L'un des pôles de recherche de l'Unité est l'étude des spirochètes avec une direction fondamentale : aspects structurel et fonctionnel de leur génome, interaction des spirochètes avec leur hôte, et un domaine appliqué : taxonomie, phylogénie et diagnostic. L'autre groupe bactérien exploré est celui des Yersinia dont, là encore, la structure du génome et son degré de stabilité sont analysés. Certains facteurs ou marqueurs de virulence, dont les gènes sont regroupés en un îlot de haute pathogénicité particulièrement instable, sont étudiés.

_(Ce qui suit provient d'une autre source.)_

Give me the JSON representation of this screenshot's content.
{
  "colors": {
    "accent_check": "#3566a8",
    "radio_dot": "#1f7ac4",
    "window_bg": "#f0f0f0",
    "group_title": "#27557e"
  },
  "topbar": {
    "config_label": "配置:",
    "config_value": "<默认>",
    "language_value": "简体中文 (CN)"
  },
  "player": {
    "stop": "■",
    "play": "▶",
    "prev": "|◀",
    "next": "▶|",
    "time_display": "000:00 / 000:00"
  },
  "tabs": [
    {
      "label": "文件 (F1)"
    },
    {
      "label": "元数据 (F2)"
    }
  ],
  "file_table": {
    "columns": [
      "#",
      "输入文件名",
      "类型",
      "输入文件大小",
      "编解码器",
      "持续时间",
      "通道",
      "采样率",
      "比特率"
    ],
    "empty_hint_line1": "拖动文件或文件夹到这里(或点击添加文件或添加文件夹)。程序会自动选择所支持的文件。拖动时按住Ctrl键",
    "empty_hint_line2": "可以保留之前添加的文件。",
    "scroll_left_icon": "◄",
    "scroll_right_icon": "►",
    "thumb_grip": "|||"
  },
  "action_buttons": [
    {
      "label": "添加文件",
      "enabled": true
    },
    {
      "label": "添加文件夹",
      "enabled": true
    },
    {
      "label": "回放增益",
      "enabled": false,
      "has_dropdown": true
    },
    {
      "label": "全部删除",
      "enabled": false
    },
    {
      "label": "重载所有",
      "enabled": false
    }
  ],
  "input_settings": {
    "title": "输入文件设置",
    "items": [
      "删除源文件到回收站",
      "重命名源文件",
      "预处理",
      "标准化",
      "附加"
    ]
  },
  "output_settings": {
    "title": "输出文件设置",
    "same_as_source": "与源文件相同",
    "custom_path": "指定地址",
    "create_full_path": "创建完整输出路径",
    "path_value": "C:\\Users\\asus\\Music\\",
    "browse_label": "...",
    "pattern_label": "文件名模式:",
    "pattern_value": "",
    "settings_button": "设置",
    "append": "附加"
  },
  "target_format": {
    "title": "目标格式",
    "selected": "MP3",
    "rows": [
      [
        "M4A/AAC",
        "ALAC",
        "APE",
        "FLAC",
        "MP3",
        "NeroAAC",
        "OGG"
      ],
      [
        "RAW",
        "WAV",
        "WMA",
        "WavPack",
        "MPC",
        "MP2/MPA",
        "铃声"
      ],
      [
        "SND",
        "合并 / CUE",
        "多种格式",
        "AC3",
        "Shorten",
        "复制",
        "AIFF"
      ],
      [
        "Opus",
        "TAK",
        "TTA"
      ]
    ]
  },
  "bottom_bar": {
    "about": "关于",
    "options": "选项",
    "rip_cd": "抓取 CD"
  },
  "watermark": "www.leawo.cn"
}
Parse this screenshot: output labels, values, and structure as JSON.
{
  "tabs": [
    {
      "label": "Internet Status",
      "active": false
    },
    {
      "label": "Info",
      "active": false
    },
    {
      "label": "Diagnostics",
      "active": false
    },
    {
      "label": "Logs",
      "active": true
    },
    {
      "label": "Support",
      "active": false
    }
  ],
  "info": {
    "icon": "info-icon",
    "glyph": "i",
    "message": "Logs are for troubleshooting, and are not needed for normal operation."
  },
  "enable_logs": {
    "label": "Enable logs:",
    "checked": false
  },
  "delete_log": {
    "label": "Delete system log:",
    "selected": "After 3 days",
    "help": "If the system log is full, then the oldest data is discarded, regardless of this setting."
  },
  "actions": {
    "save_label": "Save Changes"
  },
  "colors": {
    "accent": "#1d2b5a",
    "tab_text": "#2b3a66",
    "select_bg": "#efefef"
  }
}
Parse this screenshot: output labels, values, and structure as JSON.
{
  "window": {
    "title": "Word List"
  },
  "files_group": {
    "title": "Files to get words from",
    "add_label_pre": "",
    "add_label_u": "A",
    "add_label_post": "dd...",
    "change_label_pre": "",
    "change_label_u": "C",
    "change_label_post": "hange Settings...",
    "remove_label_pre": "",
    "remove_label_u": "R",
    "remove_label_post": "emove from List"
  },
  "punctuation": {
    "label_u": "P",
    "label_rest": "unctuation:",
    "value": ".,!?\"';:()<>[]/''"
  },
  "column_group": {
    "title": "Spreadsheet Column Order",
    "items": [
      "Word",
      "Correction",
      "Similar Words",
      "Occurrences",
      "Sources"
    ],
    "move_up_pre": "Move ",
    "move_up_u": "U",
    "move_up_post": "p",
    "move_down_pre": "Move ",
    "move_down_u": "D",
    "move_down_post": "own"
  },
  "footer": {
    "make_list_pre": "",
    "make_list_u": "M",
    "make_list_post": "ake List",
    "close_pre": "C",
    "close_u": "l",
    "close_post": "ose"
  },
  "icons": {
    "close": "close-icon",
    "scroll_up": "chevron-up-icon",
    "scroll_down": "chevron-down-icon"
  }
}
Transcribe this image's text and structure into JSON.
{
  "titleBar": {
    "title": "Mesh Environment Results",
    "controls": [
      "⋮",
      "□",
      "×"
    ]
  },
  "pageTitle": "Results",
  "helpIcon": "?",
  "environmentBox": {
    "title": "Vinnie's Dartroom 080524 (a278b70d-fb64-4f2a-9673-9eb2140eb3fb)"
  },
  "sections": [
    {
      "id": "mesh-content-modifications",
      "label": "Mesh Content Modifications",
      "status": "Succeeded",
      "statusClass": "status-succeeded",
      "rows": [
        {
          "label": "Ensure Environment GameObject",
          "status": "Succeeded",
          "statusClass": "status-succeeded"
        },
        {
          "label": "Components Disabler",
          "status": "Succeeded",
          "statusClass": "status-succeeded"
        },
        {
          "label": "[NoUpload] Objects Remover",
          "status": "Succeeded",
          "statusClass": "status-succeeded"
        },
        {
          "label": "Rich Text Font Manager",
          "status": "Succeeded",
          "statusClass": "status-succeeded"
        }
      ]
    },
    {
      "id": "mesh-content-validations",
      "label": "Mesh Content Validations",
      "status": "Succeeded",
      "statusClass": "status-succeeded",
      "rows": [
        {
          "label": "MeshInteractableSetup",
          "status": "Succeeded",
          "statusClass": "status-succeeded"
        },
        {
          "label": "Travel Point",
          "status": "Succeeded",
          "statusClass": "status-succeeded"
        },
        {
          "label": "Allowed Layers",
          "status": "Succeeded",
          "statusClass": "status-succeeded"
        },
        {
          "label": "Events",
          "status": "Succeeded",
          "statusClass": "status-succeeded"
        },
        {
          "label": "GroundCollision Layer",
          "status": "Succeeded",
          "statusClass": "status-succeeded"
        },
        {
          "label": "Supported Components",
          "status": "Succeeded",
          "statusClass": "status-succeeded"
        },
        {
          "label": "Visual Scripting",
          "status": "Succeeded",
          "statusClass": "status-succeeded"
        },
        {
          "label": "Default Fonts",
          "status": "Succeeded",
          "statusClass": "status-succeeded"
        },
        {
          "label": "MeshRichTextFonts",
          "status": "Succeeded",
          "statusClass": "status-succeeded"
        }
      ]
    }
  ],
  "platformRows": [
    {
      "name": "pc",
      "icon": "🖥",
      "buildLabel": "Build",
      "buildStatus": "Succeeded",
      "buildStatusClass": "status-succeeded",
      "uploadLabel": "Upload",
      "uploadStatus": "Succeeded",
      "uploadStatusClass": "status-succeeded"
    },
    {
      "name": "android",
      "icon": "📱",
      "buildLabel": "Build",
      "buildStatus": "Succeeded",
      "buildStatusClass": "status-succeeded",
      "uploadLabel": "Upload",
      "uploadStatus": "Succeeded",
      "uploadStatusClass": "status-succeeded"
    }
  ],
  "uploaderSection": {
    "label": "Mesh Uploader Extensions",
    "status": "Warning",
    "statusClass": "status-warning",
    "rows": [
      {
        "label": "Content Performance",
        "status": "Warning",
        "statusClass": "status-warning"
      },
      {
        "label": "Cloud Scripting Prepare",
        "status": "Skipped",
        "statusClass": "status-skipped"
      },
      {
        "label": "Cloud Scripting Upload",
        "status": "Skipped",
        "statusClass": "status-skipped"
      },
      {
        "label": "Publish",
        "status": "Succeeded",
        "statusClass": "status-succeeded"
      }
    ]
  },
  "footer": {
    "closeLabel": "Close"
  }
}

L'épidémiologie moléculaire est également un secteur d'intérêt pour les spirochètes comme pour les Yersinia.

Spirochètes :

Les spirochètes, agents de leptospirose (une anthropozoonose), borréliose de Lyme (transmise par des tiques) et autres spirochétoses sont des bactéries pathogènes à croissance lente. Ces bactéries se prêtent difficilement à l'analyse par la génétique classique car les possibilités de transfert génétique n'étaient jusqu'à présent pas disponibles en routine. La démonstration de la diversité des souches américaines et européennes de B. burgdorferi, alliée aux divers symptômes (dermatologiques, neurologiques et articulaires) a conduit à l'individualisation de nouvelles espèces. L'organisation génomique particulière des spirochètes a été également approfondie: B. burgdorferi a un chromosome linéaire tandis que Leptospira interrogans possède deux chromosomes. Les études des interactions des spirochètes avec leur hôte ont été abordées très récemment.

LEPTOSPIRES

Construction d’un vecteur navette chez les leptospires P. Bourhy, C. Ottone, M. Picardeau, I.Saint Girons Le développement d’outils génétiques chez les leptospires a démarré tout récemment avec la construction d’un vecteur navette Leptospira biflexa-Escherichia coli. Le vecteur est dérivé de l’ADN de l’un des leptobactériophages (LE1) décrits précédemment. Le transfert d’ADN est assuré par électroporation et un marqueur kanamycine d’une bactérie Gram positive est utilisé pour la sélection des transformants. Un fragment de 2,2 kb de LE1 cloné dans un vecteur d’E. coli est suffisant pour assurer la réplication dans une souche de L. biflexa, saprophyte à croissance rapide. Ces résultats nous permettent d’aborder les expériences de génétique reverse chez les leptospires saprophytes et d’espérer réaliser un transfert génétique chez les leptospires pathogènes. Localisation du gène metF sur le chromosome CII de Leptospira interrogans P. Bourhy, I.Saint Girons
Le gène metF de Leptospira interrogans a été isolé du chromosome CII. La séquence déduite en acides aminés est similaire à la methylène tetrahydrofolate reductase d'E. coli (MetF ou MTHFR) et à la partie N-terminale de la MTHFR d’origine humaine. Le gène metF de L. interrogans complémente un mutant metF d’ E. coli, suggérant la fonctionnalité de la branche folate convergeant pour former la méthionine. La localisation des gènes de biosynthèse précoces metX et metY sur le grand chromosome CI (publié précédemment) indique que les gènes méthionine sont dispersés sur les deux chromosomes de Leptospira sp.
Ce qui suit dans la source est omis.